Coming from an evangelical heritage I understand the issues someone from that tradition may have with a day like today. Many point to the fact that it wasn’t until 1854 that Pope Pius IX declared the Immaculate Conception to be dogma in his encyclical Ineffabilis Deus, “We declare, pronounce, and define that the doctrine which holds that the most Blessed Virgin Mary, in the first instance of her conception, by a singular grace and privilege granted by Almighty God, in view of the merits of Jesus Christ, the Saviour of the human race, was preserved free from all stain of original sin, is a doctrine revealed by God and therefore to be believed firmly and constantly by all the faithful.”
This dogma did not come out of thin air. The Church through the centuries held this to be true, and then in defense of the divinity of Jesus Christ in the 19th century, the dogma was declared, not as something novel, but in accord with the time-honored beliefs of the Church, not to elevate Mary, but to glorify Jesus and his salvific work in and through his mother. Here is a sampling of what previous churchmen have said:
“Let us not imagine that we obscure the glory of the Son by the great praise we lavish on the Mother; for the more she is honored, the greater is the glory of her Son. There can be no doubt that whatever we say in praise of the Mother gives equal praise to the Son.”—St. Bernard of Clairvaux, 1090–1153.
From a sermon by Saint Anselm, archbishop of Canterbury (1093–1109)—
Blessed Lady, sky and stars, earth and rivers, day and night—everything that is subject to the power or use of man—rejoice that through you they are in some sense restored to their lost beauty and are endowed with inexpressible new grace. All creatures were dead, as it were, useless for men or for the praise of God, who made them. The world, contrary to its true destiny, was corrupted and tainted by the acts of men who served idols. Now all creation has been restored to life and rejoices that it is controlled and given splendor by men who believe in God.
The universe rejoices with new and indefinable loveliness. Not only does it feel the unseen presence of God himself, its Creator, it sees him openly, working and making it holy. These great blessings spring from the blessed fruit of Mary’s womb.
Through the fullness of the grace that was given you, dead things rejoice in their freedom, and those in heaven are glad to be made new. Through the Son who was the glorious fruit of your virgin womb, just souls who died before his life-giving death rejoice as they are freed from captivity, and the angels are glad at the restoration of their shattered domain.
Lady, full and overflowing with grace, all creation receives new life from your abundance.
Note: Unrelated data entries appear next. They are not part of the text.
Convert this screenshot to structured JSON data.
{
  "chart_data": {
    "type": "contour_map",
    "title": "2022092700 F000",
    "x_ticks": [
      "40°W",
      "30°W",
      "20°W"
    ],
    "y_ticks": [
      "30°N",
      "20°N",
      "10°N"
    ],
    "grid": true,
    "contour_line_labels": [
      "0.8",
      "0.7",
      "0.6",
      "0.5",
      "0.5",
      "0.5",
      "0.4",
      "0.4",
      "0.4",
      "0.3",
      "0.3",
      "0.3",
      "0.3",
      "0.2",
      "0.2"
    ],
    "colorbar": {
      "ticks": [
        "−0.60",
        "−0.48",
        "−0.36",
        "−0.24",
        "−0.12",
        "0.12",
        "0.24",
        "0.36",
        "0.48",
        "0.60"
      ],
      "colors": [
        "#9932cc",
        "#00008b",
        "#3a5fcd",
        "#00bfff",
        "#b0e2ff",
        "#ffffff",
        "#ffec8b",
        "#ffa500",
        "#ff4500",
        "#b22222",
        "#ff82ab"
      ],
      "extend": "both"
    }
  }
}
Virgin, blessed above all creatures, through your blessing all creation is blessed, not only creation from its Creator, but the Creator himself has been blessed by creation.
To Mary God gave his only-begotten Son, whom he loved as himself. Through Mary God made himself a Son, not different but the same, by nature Son of God and Son of Mary. The whole universe was created by God, and God was born of Mary. God created all things, and Mary gave birth to God. The God who made all things gave himself form through Mary, and thus he made his own creation. He who could create all things from nothing would not remake his ruined creation without Mary.
God, then, is the Father of the created world and Mary the mother of the re-created world. God is the Father by whom all things were given life, and Mary the mother through whom all things were given new life. For God begot the Son, through whom all things were made, and Mary gave birth to him as the Savior of the world. Without God’s Son, nothing could exist; without Mary’s Son, nothing could be redeemed.
Truly the Lord is with you, to whom the Lord granted that all nature should owe as much to you as to himself. (Oratio 52: PL 158, 955-956, from The Liturgy of the Hours, December 8)
Hail Mary, full of grace, the Lord is with thee.
Blessed art thou among women and blessed is the fruit of thy womb Jesus.
Holy Mary, Mother of God, pray for us sinners now and at the hour of our death.